For 40 years, we have followed the doctrine of Mounsey v. Ellard, 363 Mass. 693 (1973): a landowner owes all those lawfully on the premises a duty of reasonable care. In issuing that landmark decision, the Supreme Judicial Court of Massachusetts, abolished the distinction between licensees and invitees. Thus, there is no need for us to focus on what distinguished a licensee from an invitee. Suffice it to say, the SJC found that “it no longer makes any sense to predicate the landowner’s duty solely on the status of the injured party.” Mounsey at 706. You will note that trespassers have always been treated differently and the duty owed to them by an owner of property is to refrain from willful, wanton or reckless conduct.

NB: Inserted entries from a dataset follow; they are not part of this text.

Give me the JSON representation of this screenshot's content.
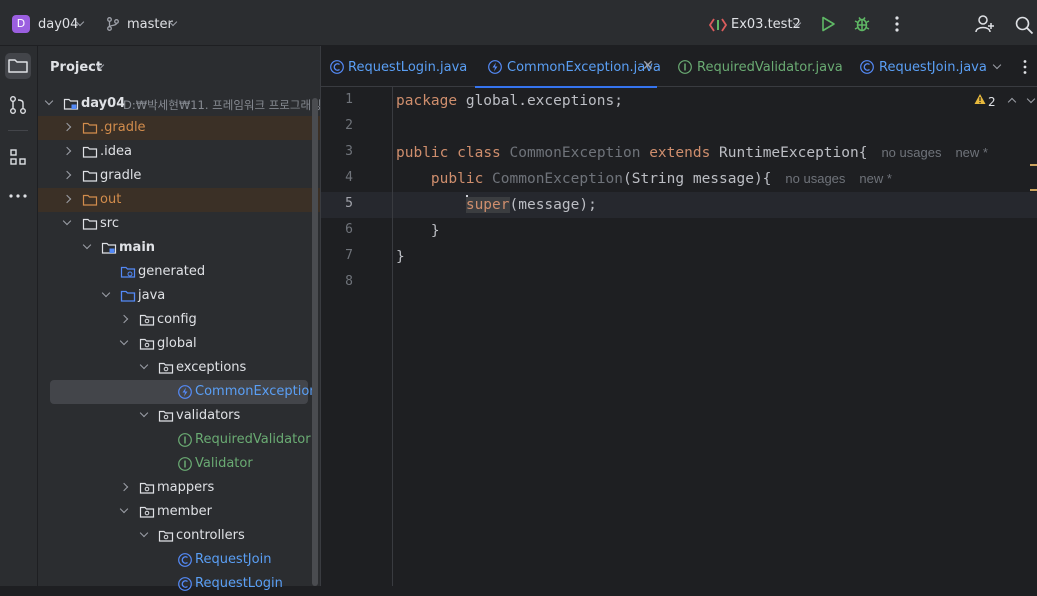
{
  "topbar": {
    "project_badge": "D",
    "project_name": "day04",
    "branch": "master",
    "run_config": "Ex03.test2"
  },
  "project_panel": {
    "title": "Project",
    "root": {
      "name": "day04",
      "path": "D:₩박세현₩11. 프레임워크 프로그래밍"
    },
    "items": [
      {
        "label": ".gradle"
      },
      {
        "label": ".idea"
      },
      {
        "label": "gradle"
      },
      {
        "label": "out"
      },
      {
        "label": "src"
      },
      {
        "label": "main"
      },
      {
        "label": "generated"
      },
      {
        "label": "java"
      },
      {
        "label": "config"
      },
      {
        "label": "global"
      },
      {
        "label": "exceptions"
      },
      {
        "label": "CommonException"
      },
      {
        "label": "validators"
      },
      {
        "label": "RequiredValidator"
      },
      {
        "label": "Validator"
      },
      {
        "label": "mappers"
      },
      {
        "label": "member"
      },
      {
        "label": "controllers"
      },
      {
        "label": "RequestJoin"
      },
      {
        "label": "RequestLogin"
      }
    ]
  },
  "editor": {
    "tabs": [
      {
        "label": "RequestLogin.java"
      },
      {
        "label": "CommonException.java"
      },
      {
        "label": "RequiredValidator.java"
      },
      {
        "label": "RequestJoin.java"
      }
    ],
    "warnings_count": "2",
    "line_numbers": [
      "1",
      "2",
      "3",
      "4",
      "5",
      "6",
      "7",
      "8"
    ],
    "code": {
      "l1_kw": "package",
      "l1_rest": " global.exceptions;",
      "l3_kw1": "public",
      "l3_kw2": "class",
      "l3_cls": "CommonException",
      "l3_kw3": "extends",
      "l3_rest": " RuntimeException{",
      "l4_kw": "public",
      "l4_cls": "CommonException",
      "l4_rest": "(String message){",
      "l5_kw": "super",
      "l5_rest": "(message);",
      "l6": "}",
      "l7": "}"
    },
    "hints": {
      "no_usages": "no usages",
      "new": "new *"
    }
  },
  "colors": {
    "accent": "#3574f0",
    "keyword": "#cf8e6d",
    "badge": "#9b5fe0",
    "excluded_folder": "#d28c4c",
    "vcs_new": "#6aab73"
  }
}
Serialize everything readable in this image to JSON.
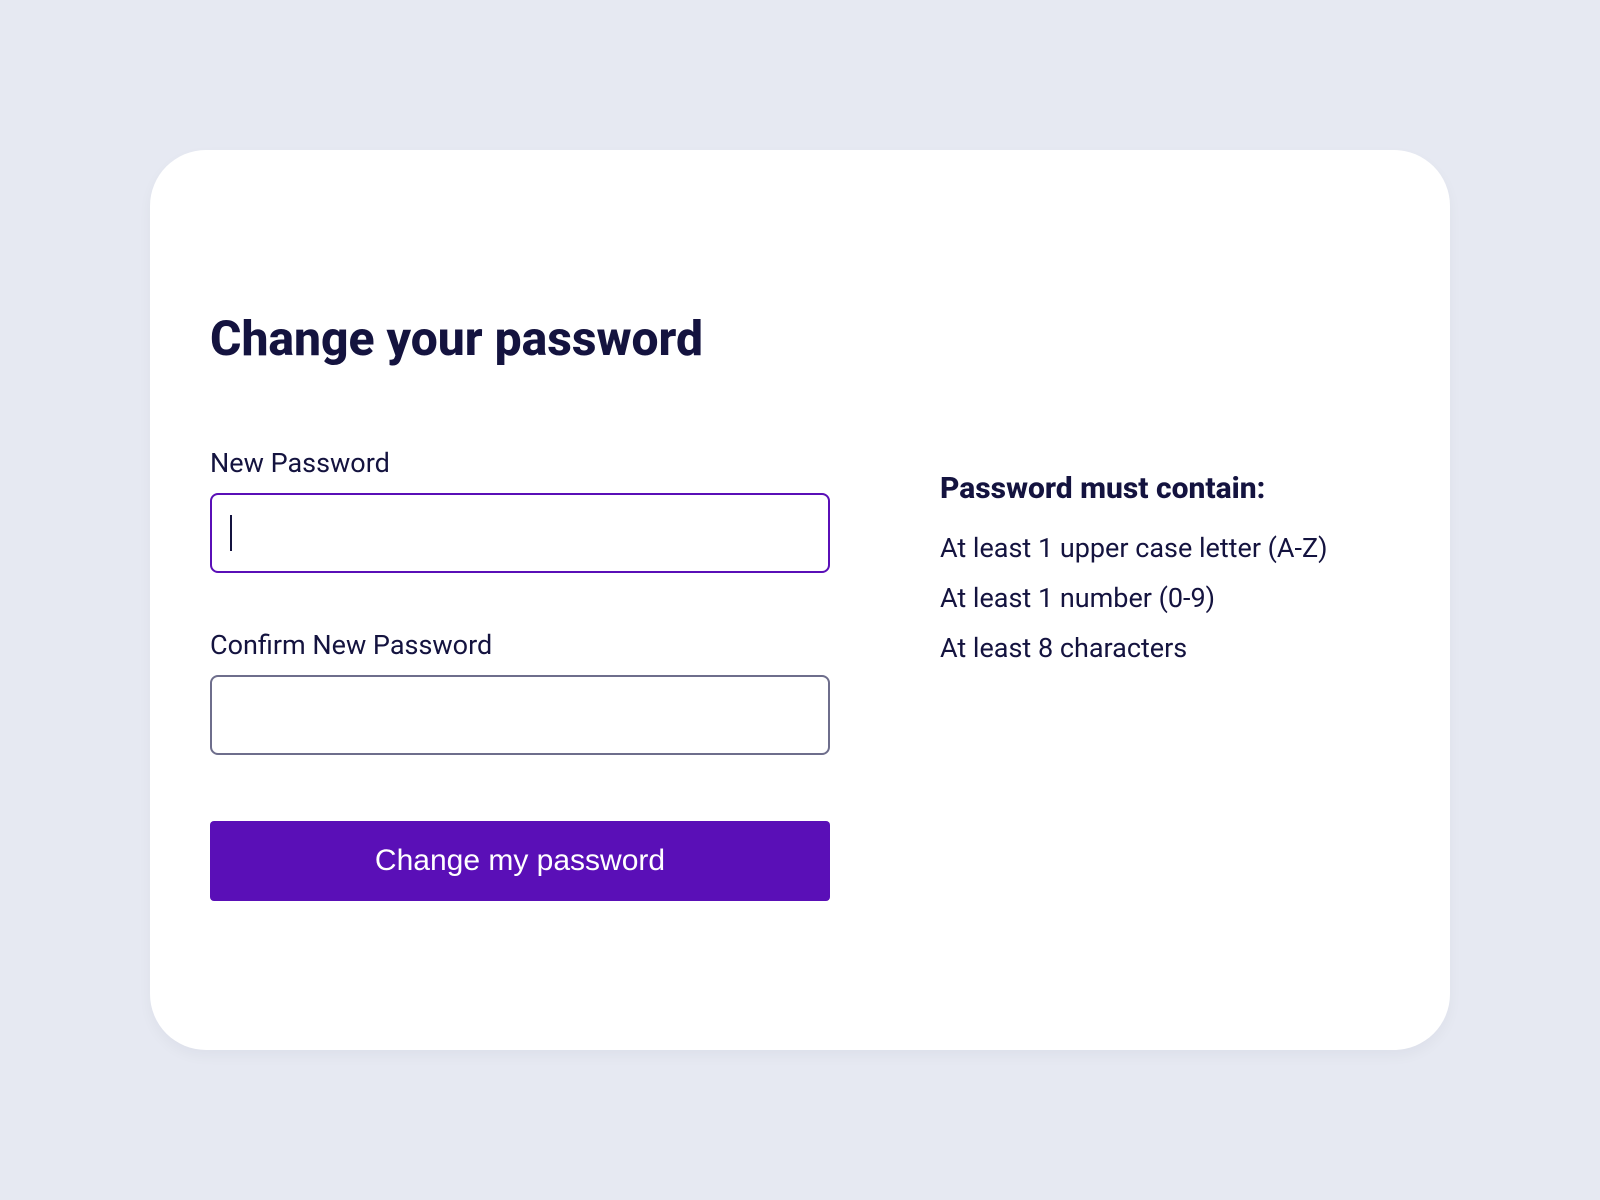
{
  "form": {
    "title": "Change your password",
    "new_password_label": "New Password",
    "new_password_value": "",
    "confirm_password_label": "Confirm New Password",
    "confirm_password_value": "",
    "submit_label": "Change my password"
  },
  "rules": {
    "heading": "Password must contain:",
    "items": [
      "At least 1 upper case letter (A-Z)",
      "At least 1 number (0-9)",
      "At least 8 characters"
    ]
  }
}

What does all this mean? In the context of accidents and injuries on property or premises, we, as the attorneys for the injured party, need to show that a landowner has failed to act reasonably in maintaining his or her property in view of all the circumstances. You can say that we follow a formula: what is the likelihood of an injury, the potential seriousness of an injury and the burden of avoiding the risk of an injury? This is a formula that was taught to me in law school and I use it to assess the merits of every personal injury case that occurs because of an accident on property.
The issue of foreseeability always comes up. The courts instruct juries on duty and foreseeability. (Even in the likely case of a settlement, we always are guided by what will happen in the courtroom.) The court will ask whether the injury on the property was a foreseeable risk of the alleged negligent conduct.
The rule of Mounsey has not changed in forty years. This continues to be the law of the Commonwealth. Judges instruct juries along these lines and it is up to juries to determine if, in fact, there has been a breach of the duty of reasonable care. The focus is on the conduct of the landowner and not on the status of the person on the property.